For those who live nearby, the possibility of the plant’s closure loomed for years.

Kendra Nissley has spent the last 12 years running a dairy farm across the river from the plant in Londonderry Township.  

Kendra Nissley, shown with her daughter Mikayla, has spent the last 12 years running a dairy farm across the river from the plant in Londonderry Township.

Brett Sholtis / WITF

Kendra Nissley, shown with her daughter Mikayla, has spent the last 12 years running a dairy farm across the river from the plant in Londonderry Township.

From her farm, high voltage power lines stretch down to a substation that collects electricity from the plant. It’s a reminder that TMI produced 3 percent of the state’s total power, with nuclear plants making up 40 percent of a pie that also includes natural gas, coal, hydro-electric and wind.  

Nissley said the steam rising from two cooling towers—as well as the two inert cooling towers, tied to the crippled reactor—have been a reminder of both what nuclear power has provided to the community, and its risks. 
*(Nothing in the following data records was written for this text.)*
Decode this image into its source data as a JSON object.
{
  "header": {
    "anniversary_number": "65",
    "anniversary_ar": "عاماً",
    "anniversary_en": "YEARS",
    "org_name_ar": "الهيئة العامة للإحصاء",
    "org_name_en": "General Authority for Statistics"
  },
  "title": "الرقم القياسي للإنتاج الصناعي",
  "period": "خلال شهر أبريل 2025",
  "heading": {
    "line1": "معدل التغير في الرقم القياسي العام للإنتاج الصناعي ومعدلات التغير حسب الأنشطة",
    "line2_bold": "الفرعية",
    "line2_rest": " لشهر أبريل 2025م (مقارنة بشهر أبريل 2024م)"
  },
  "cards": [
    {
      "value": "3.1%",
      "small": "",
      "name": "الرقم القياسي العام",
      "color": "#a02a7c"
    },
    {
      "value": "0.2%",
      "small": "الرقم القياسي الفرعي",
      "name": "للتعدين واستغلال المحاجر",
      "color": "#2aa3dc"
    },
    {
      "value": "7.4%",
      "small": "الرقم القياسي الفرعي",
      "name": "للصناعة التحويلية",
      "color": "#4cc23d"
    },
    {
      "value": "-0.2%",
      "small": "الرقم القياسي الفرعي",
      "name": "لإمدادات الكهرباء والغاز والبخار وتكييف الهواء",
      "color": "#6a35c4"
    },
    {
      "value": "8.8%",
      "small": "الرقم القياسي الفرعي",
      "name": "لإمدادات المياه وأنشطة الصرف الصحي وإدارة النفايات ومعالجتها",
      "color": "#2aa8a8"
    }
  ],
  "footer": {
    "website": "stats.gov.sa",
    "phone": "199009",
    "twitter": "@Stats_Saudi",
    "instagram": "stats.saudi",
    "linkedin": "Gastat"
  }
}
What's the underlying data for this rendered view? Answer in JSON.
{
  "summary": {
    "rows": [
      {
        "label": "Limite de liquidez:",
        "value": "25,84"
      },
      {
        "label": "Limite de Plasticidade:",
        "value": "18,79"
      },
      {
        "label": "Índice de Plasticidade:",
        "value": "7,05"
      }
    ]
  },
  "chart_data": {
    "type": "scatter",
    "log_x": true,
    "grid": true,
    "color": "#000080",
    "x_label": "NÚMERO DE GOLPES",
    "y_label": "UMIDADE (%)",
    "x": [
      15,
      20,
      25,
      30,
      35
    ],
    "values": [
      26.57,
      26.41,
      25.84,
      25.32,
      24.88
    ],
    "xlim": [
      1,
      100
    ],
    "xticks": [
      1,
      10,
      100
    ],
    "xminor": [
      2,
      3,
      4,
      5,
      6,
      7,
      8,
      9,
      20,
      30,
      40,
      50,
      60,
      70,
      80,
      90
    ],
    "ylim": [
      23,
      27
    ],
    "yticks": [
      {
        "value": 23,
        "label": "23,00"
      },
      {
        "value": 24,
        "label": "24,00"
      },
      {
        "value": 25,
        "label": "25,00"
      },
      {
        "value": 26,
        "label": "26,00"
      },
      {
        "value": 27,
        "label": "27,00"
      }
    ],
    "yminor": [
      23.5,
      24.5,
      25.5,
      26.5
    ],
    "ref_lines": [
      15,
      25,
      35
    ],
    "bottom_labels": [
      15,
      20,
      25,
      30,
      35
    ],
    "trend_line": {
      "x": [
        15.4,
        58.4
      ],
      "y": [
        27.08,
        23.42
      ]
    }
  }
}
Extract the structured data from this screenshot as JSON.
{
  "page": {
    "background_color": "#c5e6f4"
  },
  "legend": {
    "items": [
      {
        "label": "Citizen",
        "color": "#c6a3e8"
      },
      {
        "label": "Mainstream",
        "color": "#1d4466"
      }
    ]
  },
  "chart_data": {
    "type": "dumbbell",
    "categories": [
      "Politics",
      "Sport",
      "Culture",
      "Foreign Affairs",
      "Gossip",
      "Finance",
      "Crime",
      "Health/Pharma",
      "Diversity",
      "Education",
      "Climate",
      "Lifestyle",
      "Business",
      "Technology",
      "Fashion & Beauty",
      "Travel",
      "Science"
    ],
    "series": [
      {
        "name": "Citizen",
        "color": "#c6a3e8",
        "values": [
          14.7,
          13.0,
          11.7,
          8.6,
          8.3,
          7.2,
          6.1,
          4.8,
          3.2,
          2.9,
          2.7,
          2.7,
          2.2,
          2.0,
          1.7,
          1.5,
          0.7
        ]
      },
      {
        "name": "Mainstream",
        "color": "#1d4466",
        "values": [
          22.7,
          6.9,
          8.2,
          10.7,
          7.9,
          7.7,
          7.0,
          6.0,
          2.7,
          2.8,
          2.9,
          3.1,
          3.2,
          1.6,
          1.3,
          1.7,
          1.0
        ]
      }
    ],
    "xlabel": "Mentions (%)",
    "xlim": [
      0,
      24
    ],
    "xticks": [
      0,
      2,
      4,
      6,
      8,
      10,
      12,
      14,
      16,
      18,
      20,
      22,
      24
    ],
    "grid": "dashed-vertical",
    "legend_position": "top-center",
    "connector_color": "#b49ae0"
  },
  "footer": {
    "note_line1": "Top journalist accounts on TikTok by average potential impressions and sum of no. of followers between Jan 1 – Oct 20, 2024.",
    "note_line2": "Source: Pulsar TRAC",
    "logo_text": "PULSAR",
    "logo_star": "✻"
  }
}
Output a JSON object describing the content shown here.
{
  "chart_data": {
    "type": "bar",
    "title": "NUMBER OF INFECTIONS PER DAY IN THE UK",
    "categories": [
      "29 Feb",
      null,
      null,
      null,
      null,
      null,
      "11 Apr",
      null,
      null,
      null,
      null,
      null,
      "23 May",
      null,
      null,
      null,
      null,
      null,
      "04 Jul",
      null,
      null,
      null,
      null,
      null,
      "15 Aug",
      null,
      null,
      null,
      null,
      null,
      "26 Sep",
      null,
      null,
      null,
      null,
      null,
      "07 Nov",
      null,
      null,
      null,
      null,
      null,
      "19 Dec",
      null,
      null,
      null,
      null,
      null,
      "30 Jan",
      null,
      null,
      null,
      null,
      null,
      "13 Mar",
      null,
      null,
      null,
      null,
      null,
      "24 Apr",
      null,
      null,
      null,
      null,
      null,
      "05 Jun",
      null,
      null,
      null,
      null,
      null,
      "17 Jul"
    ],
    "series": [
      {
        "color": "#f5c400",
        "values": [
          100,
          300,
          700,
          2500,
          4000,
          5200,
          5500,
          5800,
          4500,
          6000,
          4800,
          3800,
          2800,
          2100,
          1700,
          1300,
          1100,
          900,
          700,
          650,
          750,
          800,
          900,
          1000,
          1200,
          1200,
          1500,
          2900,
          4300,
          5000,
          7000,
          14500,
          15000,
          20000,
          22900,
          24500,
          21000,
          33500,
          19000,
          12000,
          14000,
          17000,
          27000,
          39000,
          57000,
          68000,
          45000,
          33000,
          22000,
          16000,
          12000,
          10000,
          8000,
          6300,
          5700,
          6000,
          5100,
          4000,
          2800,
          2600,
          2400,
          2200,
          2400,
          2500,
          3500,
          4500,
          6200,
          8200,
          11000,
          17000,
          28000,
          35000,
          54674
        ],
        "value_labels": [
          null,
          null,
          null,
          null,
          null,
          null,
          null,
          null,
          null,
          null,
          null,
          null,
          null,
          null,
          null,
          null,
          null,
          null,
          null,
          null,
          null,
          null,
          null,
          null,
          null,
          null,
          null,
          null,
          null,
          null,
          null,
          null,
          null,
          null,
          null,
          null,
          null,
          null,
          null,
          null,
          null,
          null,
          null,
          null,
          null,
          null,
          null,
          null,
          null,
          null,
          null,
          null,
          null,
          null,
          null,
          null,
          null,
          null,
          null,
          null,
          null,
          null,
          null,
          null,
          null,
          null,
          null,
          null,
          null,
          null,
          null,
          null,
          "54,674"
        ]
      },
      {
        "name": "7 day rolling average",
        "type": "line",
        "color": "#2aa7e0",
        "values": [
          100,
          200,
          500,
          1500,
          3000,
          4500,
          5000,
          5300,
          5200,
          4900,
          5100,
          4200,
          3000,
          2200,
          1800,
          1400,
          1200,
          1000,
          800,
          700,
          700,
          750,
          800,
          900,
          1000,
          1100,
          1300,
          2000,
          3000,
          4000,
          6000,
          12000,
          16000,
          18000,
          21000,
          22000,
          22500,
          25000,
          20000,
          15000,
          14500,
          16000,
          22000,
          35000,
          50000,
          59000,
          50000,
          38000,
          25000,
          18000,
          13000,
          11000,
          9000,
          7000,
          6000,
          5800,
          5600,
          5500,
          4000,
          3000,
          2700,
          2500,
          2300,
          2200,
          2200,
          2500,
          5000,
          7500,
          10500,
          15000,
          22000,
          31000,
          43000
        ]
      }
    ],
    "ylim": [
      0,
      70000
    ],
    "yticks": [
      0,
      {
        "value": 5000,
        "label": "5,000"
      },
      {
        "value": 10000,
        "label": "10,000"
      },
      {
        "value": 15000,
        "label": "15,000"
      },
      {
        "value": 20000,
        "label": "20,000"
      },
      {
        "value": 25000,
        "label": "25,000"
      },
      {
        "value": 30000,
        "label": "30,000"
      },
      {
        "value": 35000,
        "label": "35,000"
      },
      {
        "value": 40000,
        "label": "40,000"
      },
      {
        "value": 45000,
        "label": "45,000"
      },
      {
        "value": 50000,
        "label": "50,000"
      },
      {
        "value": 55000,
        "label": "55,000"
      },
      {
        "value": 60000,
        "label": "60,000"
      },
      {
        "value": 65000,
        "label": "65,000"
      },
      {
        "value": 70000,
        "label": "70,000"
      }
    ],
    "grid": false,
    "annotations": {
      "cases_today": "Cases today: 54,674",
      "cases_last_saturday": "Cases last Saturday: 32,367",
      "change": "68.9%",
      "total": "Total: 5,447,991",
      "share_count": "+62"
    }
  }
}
Nissley said the farm won’t be affected much by the closure, but some of her neighbors are losing their jobs. Exelon said it has offered them jobs elsewhere, but that’s not an option for some people who have bought homes, raised families and built lives for themselves around TMI. 

“They express a lot of sadness at losing their longtime job, and we share in some of that sorrow with them,” Nissley said. 

Down the road from Nissley’s farm, Londonderry Township manager Steve Letavic said he’s been planning for this day for at least two years.

He has let five township jobs sit vacant, knowing he would lose tax money needed to fund those positions.

He’s planning for a loss of about $50,000 a year for the municipal fire company—money that Exelon used to help raise through an annual charity golf tournament. He’s expecting to lose another $120,000 in tax revenue this year. 

“We’re a small town with a $2 million budget. Every little bit matters, right?” 

The township of 5,200 people also recently voted to open up some undeveloped land to commercial construction in an effort to make up some of the lost tax dollars. Letavic said he’s in talks with a developer who wants to build a logistics center, and another developer that wants to put in a planned community. 

The closure comes on the same day as a global climate strike calling for “immediate steps to stabilize the environment,” noted Matt Wald at the pro-nuclear Nuclear Energy Institute. 

The closure is a setback for U.S. efforts to cut its reliance on fossil fuels, Wald said in a news release. 

“The essential problem is that our electricity system is intensively managed to a goal, but the goal isn’t clean air or protecting our climate,” Wald said. “The goal is least-cost electricity, as if electricity were a commodity regardless of its source.”